As can be seen from FIG. 15E, compared to the total bilirubin expression level of “stem cell group” (0.05 ± 0.02 mg / dL) on “day 14” after treatment, the total bilirubin expression level of “TC group” ( (0.034 ± 0.03 mg / dL) clearly decreases, and approaches the total bilirubin expression level (0.02 ± 0.02 mg / dL) of the “comparison group”. This result shows that the treatment with adipose-derived stem cells of “H ₂ O ₂ + TC6 group” effectively reduces the total bilirubin expression level in the blood of liver fibrosis rats.

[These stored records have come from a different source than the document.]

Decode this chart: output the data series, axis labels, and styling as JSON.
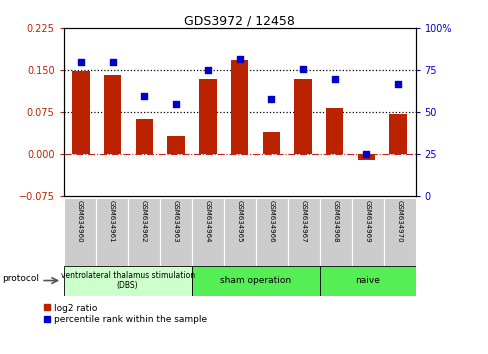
{
  "title": "GDS3972 / 12458",
  "samples": [
    "GSM634960",
    "GSM634961",
    "GSM634962",
    "GSM634963",
    "GSM634964",
    "GSM634965",
    "GSM634966",
    "GSM634967",
    "GSM634968",
    "GSM634969",
    "GSM634970"
  ],
  "log2_ratio": [
    0.148,
    0.141,
    0.063,
    0.033,
    0.135,
    0.168,
    0.04,
    0.135,
    0.083,
    -0.01,
    0.073
  ],
  "percentile_rank": [
    80,
    80,
    60,
    55,
    75,
    82,
    58,
    76,
    70,
    25,
    67
  ],
  "bar_color": "#BB2200",
  "dot_color": "#0000CC",
  "ylim_left": [
    -0.075,
    0.225
  ],
  "ylim_right": [
    0,
    100
  ],
  "yticks_left": [
    -0.075,
    0,
    0.075,
    0.15,
    0.225
  ],
  "yticks_right": [
    0,
    25,
    50,
    75,
    100
  ],
  "hlines": [
    0.075,
    0.15
  ],
  "zero_line_color": "#CC2222",
  "hline_color": "#000000",
  "groups": [
    {
      "label": "ventrolateral thalamus stimulation\n(DBS)",
      "start": 0,
      "end": 4,
      "color": "#CCFFCC"
    },
    {
      "label": "sham operation",
      "start": 4,
      "end": 8,
      "color": "#55EE55"
    },
    {
      "label": "naive",
      "start": 8,
      "end": 11,
      "color": "#55EE55"
    }
  ],
  "protocol_label": "protocol",
  "legend_items": [
    {
      "label": "log2 ratio",
      "color": "#BB2200"
    },
    {
      "label": "percentile rank within the sample",
      "color": "#0000CC"
    }
  ],
  "bg_color": "#FFFFFF",
  "sample_box_color": "#CCCCCC",
  "n_groups": 11
}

  The above results indicate that treatment of stem cells with trans-cinnamaldehyde (TC) is effective for stem cell anti-aging, thereby increasing the therapeutic effect of stem cells.

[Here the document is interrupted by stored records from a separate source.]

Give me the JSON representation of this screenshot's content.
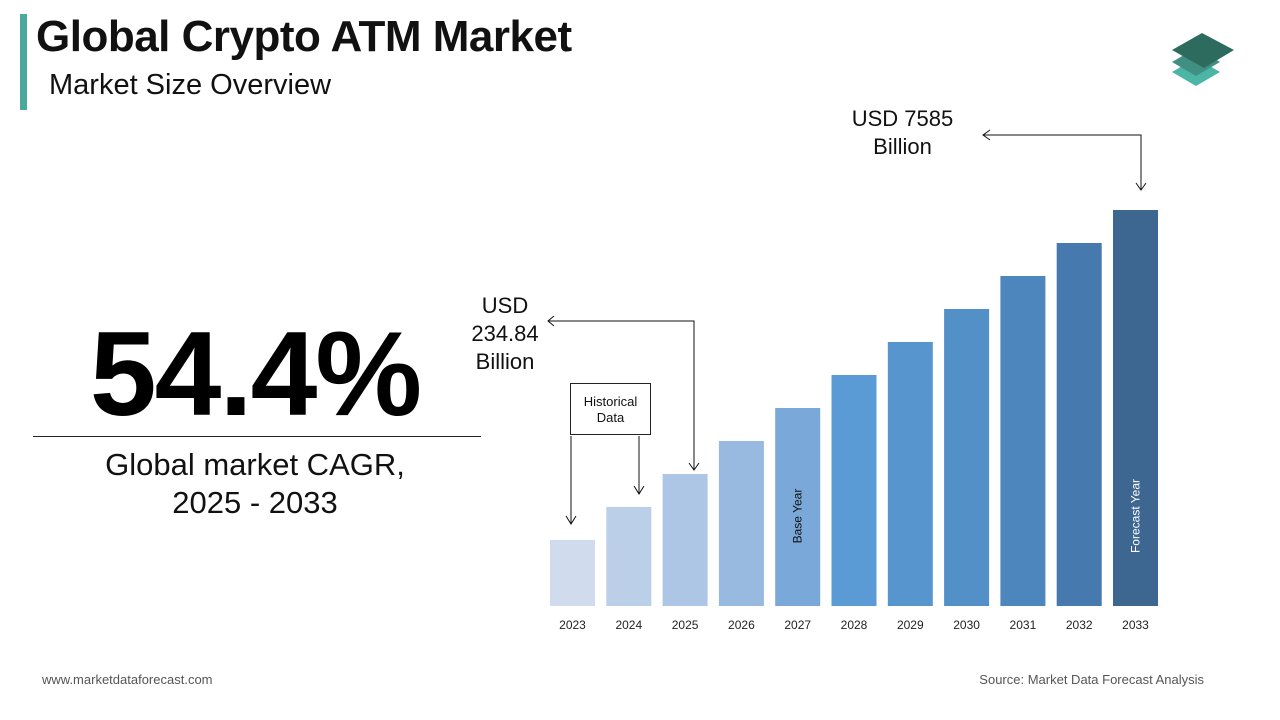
{
  "header": {
    "title": "Global Crypto ATM Market",
    "subtitle": "Market Size Overview"
  },
  "kpi": {
    "value": "54.4%",
    "label_line1": "Global market CAGR,",
    "label_line2": "2025 - 2033"
  },
  "annotations": {
    "start_value": [
      "USD",
      "234.84",
      "Billion"
    ],
    "end_value": [
      "USD 7585",
      "Billion"
    ],
    "historical": [
      "Historical",
      "Data"
    ],
    "base_year": "Base Year",
    "forecast_year": "Forecast Year"
  },
  "footer": {
    "website": "www.marketdataforecast.com",
    "source": "Source: Market Data Forecast Analysis"
  },
  "logo": {
    "colors": [
      "#2e6b5f",
      "#3f8f82",
      "#4bb5a6"
    ]
  },
  "chart_data": {
    "type": "bar",
    "categories": [
      "2023",
      "2024",
      "2025",
      "2026",
      "2027",
      "2028",
      "2029",
      "2030",
      "2031",
      "2032",
      "2033"
    ],
    "values": [
      2,
      3,
      4,
      5,
      6,
      7,
      8,
      9,
      10,
      11,
      12
    ],
    "value_note": "relative bar levels; printed values only for 2025 (USD 234.84 Billion) and 2033 (USD 7585 Billion)",
    "labeled_values": {
      "2025": 234.84,
      "2033": 7585
    },
    "unit": "USD Billion",
    "colors": [
      "#d0dcee",
      "#bccfe8",
      "#adc6e5",
      "#98b9e0",
      "#7aa8d8",
      "#5b9bd5",
      "#5795cf",
      "#5390c8",
      "#4d85bd",
      "#4679ad",
      "#3d6690"
    ],
    "grid": false,
    "legend": "none",
    "title": "",
    "xlabel": "",
    "ylabel": ""
  }
}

  The embodiments disclosed in the present specification are for the purpose of explaining, not limiting the present invention, and the spirit and scope of the present invention are not limited by such embodiments. The protection scope of the present invention should be construed according to the claims, and all technologies within the equivalent scope should be construed as being included in the scope of the present invention.

Claims (10)

  Anti-senescence of stem cells and / or stem cells, characterized in that the method comprises treatment of stem cells with trans-cinnamaldehyde (TC), wherein the stem cells are not human totipotent stem cells How to rejuvenate.   The anti-senescence of stem cells according to claim 1, wherein the stem cells are embryonic stem cells, adult stem cells or induced pluripotent stem cells. And / or stem cell rejuvenation methods.   The stem cell anti-senescence and / or stem cell rejuvenation method according to claim 1, wherein the stem cells are treated with 0.1 to 50 µg / mL trans-cinnamaldehyde in a stem cell culture medium.   A preparation using trans-cinnamaldehyde, which is used for anti-aging of stem cells and / or rejuvenation of stem cells, wherein the stem cells are not human totipotent stem cells.   The preparation using trans-cinnamaldehyde according to claim 4, wherein the preparation is a health food or a medicine.   The preparation using trans-cinnamaldehyde according to claim 4, wherein the stem cells are embryonic stem cells, adult stem cells or induced pluripotent stem cells. (1) a first portion having stem cells;
(2) a second portion having trans-cinnamaldehyde;
(3) In a kit comprising a third part and / or a stem cell culture medium present in the first part and / or the second part,
The stem cell is not a human totipotent stem cell, and when the kit is used, the stem cell is treated with trans-cinnamaldehyde in the stem cell culture solution, and then the treated stem cell is treated with the stem cell. The kit used for the treatment by the stem cell characterized by using.   The kit used for treatment with stem cells according to claim 7, wherein the stem cells are at least one selected from embryonic stem cells, adult stem cells, and induced pluripotent stem cells.   The kit used for treatment with stem cells according to claim 7, wherein the stem cells are at least one selected from adipose-derived stem cells, bone marrow mesenchymal stem cells, and Wharton's jelly stem cells.   The kit used for treatment with stem cells according to claim 7, wherein trans-cinnamaldehyde is used at a concentration of 0.1 to 50 µg per mL with respect to the stem cell culture medium.